Now I can start looking at the word oldie and what many dictionaries quote it as meaning (_Informal_ an old song, film, or person), but I'm pretty sure I grasped what pyan was getting at when he asked his question:




pyan said:


> Anyone else have a favourite game that they just keep coming back to?
> 
> Anyone else have an old-time favourite?


 
As Gal Civ II was released around the beginning of 2007, I would pretty much say it's not one of the current game releases. Granted, it's no Space Invaders or Pac-Man, but neither are your choices. 
It is also a game that I have finished and gone back to 2 or 3 times. So please, let me choose what I have decided is one of my 'golden oldies' and you can stick to yours.


----------



## Pyan (Apr 17, 2009)

Now now...it's intended to be a fun, nostalgic thread. No need for criticism of anyone else's choice, and no need for any over-reaction to criticism...

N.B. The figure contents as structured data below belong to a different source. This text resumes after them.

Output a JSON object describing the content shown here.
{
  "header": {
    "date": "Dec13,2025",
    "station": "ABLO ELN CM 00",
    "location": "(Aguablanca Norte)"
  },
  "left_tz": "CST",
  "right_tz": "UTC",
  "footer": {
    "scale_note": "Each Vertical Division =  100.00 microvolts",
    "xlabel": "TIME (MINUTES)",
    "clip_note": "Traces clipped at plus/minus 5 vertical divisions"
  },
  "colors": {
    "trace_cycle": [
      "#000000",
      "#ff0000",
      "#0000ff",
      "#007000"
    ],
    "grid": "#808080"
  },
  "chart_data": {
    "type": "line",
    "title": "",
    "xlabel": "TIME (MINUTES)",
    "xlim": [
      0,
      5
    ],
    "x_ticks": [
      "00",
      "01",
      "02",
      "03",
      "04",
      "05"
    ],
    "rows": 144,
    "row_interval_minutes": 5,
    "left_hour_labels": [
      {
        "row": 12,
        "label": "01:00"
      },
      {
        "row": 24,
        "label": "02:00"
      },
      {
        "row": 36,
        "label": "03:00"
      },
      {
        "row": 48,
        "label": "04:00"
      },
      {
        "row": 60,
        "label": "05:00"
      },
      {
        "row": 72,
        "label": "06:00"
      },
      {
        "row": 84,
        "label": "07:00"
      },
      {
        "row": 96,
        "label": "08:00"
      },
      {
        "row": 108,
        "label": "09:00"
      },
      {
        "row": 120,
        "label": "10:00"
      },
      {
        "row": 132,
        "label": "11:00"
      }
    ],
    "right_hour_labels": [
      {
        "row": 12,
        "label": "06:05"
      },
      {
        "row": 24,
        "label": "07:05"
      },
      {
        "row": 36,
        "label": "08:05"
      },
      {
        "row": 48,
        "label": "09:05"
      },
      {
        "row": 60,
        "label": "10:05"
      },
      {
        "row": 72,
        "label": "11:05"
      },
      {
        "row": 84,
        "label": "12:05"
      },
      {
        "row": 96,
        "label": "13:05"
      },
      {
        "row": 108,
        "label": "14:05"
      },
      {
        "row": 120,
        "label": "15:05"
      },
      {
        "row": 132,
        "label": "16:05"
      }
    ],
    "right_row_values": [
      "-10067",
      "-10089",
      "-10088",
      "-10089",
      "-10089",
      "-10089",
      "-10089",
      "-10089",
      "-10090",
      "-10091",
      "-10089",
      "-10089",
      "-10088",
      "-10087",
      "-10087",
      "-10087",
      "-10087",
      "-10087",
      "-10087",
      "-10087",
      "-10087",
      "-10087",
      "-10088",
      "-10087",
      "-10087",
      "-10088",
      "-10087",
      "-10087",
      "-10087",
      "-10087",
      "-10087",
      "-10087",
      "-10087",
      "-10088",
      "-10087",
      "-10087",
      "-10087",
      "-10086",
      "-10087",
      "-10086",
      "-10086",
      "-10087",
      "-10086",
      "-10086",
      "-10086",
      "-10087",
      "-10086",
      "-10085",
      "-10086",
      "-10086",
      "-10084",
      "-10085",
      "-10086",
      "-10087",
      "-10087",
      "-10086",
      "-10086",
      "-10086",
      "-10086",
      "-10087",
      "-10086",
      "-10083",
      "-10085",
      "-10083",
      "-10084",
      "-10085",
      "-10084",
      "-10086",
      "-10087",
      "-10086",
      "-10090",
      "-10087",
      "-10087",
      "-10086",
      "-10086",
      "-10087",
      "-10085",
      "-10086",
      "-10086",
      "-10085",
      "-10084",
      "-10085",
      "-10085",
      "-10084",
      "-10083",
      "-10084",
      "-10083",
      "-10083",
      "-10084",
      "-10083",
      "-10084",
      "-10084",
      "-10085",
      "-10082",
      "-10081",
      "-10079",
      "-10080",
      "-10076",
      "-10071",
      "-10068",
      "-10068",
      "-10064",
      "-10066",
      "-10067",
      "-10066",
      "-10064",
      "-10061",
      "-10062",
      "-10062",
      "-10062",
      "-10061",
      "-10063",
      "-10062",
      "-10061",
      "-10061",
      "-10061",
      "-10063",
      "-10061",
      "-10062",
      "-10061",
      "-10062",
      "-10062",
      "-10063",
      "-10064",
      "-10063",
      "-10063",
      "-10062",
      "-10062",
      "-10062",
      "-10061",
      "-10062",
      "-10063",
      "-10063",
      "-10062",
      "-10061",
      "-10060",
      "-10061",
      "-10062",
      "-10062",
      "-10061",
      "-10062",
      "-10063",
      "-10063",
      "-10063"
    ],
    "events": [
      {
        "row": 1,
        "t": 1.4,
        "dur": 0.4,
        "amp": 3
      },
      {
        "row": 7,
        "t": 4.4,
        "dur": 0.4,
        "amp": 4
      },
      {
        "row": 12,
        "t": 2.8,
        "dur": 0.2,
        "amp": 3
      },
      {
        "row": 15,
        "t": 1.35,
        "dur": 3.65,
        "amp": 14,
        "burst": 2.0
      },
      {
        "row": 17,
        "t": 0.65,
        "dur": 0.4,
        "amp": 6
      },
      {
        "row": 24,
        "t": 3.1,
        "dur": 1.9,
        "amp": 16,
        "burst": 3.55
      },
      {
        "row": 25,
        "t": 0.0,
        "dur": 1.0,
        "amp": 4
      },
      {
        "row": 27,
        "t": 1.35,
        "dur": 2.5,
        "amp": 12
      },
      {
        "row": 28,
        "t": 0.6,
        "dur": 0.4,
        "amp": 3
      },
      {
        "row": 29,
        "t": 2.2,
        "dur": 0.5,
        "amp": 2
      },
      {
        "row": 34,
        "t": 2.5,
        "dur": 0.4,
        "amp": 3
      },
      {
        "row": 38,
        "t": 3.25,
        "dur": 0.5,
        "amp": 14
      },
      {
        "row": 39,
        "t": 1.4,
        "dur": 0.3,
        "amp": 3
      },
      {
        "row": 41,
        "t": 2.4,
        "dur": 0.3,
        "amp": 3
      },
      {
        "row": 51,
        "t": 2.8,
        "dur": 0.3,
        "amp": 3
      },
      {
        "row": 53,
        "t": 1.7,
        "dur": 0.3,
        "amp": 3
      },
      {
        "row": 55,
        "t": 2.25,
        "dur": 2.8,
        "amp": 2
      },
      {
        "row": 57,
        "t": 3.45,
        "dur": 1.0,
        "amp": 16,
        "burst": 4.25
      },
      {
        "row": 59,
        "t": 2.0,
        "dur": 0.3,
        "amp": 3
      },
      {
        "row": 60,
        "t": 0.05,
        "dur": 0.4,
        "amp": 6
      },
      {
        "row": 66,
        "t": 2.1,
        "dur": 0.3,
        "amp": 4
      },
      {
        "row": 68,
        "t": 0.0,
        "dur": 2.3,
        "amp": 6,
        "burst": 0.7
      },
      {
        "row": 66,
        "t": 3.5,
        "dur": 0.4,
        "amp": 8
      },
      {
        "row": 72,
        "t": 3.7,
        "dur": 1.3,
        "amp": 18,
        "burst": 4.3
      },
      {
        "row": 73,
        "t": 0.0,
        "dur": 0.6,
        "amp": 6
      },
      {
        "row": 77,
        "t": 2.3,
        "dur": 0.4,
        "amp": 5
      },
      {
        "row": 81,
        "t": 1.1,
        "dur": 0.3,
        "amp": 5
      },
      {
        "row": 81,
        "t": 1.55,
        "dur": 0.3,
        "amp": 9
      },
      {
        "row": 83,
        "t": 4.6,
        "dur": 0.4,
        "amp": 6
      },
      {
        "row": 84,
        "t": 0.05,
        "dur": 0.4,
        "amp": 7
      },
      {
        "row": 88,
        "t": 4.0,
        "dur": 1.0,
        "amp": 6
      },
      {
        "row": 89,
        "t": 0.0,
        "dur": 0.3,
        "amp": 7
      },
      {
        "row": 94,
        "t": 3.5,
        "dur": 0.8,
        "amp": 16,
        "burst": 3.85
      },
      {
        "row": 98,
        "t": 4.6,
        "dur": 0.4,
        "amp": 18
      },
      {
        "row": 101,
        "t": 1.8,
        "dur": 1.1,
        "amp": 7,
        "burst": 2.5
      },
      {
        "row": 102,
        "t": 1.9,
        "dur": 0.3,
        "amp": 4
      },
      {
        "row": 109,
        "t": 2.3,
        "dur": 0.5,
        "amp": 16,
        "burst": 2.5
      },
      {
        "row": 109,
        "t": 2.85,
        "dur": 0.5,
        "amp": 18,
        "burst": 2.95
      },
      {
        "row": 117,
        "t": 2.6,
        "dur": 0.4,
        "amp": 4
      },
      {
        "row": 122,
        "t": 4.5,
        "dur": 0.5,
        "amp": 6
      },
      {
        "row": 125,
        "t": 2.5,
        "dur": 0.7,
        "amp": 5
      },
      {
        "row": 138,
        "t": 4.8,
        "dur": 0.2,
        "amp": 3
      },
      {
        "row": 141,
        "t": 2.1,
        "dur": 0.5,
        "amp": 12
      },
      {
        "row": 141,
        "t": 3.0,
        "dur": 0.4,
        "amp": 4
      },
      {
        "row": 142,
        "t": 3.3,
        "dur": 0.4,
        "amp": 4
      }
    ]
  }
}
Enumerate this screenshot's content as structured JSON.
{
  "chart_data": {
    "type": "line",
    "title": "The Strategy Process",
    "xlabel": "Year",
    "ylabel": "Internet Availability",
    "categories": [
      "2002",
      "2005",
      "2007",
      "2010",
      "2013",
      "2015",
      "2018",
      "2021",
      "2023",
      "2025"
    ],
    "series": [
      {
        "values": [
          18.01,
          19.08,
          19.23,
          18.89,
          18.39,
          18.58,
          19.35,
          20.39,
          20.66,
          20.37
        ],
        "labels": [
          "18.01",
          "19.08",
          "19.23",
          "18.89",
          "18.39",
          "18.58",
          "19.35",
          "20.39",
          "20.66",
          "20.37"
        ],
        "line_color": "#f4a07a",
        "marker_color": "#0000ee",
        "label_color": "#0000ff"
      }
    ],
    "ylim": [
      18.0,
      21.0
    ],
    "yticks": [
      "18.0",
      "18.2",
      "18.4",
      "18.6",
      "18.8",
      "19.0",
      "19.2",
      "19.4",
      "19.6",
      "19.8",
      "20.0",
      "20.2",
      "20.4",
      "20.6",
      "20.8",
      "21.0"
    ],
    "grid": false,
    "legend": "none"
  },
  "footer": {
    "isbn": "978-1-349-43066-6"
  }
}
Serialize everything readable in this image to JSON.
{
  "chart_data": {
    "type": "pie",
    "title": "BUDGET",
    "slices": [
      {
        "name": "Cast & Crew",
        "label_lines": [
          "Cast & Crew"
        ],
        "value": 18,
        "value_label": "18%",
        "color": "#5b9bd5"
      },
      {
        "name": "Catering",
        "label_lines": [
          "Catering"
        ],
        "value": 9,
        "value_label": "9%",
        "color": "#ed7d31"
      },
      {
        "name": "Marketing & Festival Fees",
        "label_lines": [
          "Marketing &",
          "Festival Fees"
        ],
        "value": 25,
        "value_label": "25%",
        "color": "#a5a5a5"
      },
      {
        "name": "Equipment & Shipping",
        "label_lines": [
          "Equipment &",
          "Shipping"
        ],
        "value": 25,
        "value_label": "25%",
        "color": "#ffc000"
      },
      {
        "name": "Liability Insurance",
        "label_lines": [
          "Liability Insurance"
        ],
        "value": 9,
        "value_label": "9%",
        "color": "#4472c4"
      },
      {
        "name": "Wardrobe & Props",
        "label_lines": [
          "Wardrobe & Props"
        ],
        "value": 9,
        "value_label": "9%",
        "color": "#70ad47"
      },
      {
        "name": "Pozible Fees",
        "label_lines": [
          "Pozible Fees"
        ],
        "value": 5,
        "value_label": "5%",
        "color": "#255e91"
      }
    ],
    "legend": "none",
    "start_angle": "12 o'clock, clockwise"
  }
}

I'd forgotten about some of my past favourites on the Spectrum and the Megadrive - I'd have to add in *Sonic the Hedgehog,* and *Jet-Set Willy*, both of which I have via emulator, and still play occasionally...


----------



## Saeltari (Apr 17, 2009)

Sid Meier's Pirates! I just recently tried steam and that was one of the ones I picked up there... I was hooked. Simple, but great fun!


----------



## Shadow Trooper (Apr 17, 2009)

pyan said:


> Now now...it's intended to be a fun, nostalgic thread. No need for criticism of anyone else's choice, and no need for any over-reaction to criticism...
> 
> 
> I'd forgotten about some of my past favourites on the Spectrum and the Megadrive - I'd have to add in *Sonic the Hedgehog,* and *Jet-Set Willy*, both of which I have via emulator, and still play occasionally...


 

Pyan,

Now now.....I entered my choice as fun. Had I intended to receive criticism I would have gone to the critique section.

I may be mis-reading MTFs intention for his comments (a judgement made by past threads) and if so am wrong.

Will stop now.


----------



## Shadow Trooper (Apr 18, 2009)

Ok, another day another me. 
Before I start sounding Schizophrenic, I wish to apologize publicly for comments made publicly. I won’t go into the *many* reasons as to why it happened but all I intended was to log onto the Chrons and enjoy a few posts.
I think it didn’t help that one of my first posts was to lovecraftian who had taken some criticism to heart. After a reply post I then went to the ’Oldies but goodies’ post and found that MTF had decided to pass comment on a post regarding my choices.

The silly thing is had MTF said ‘in my opinion’, I don’t think I would have got so annoyed and I believe I read into it far more than was meant due to previous posts. Stupid!
Pyan, you were doing your job as a moderator (and probably, just as someone who didn’t want to see things get out of hand). I apologize to you, as creator of the thread and to the Chrons for ‘botching’ the thread; unacceptable.
I have sent an apology to MTF.


----------



## Pyan (Apr 18, 2009)

Don't worry about it, ST - water under the bridge...


----------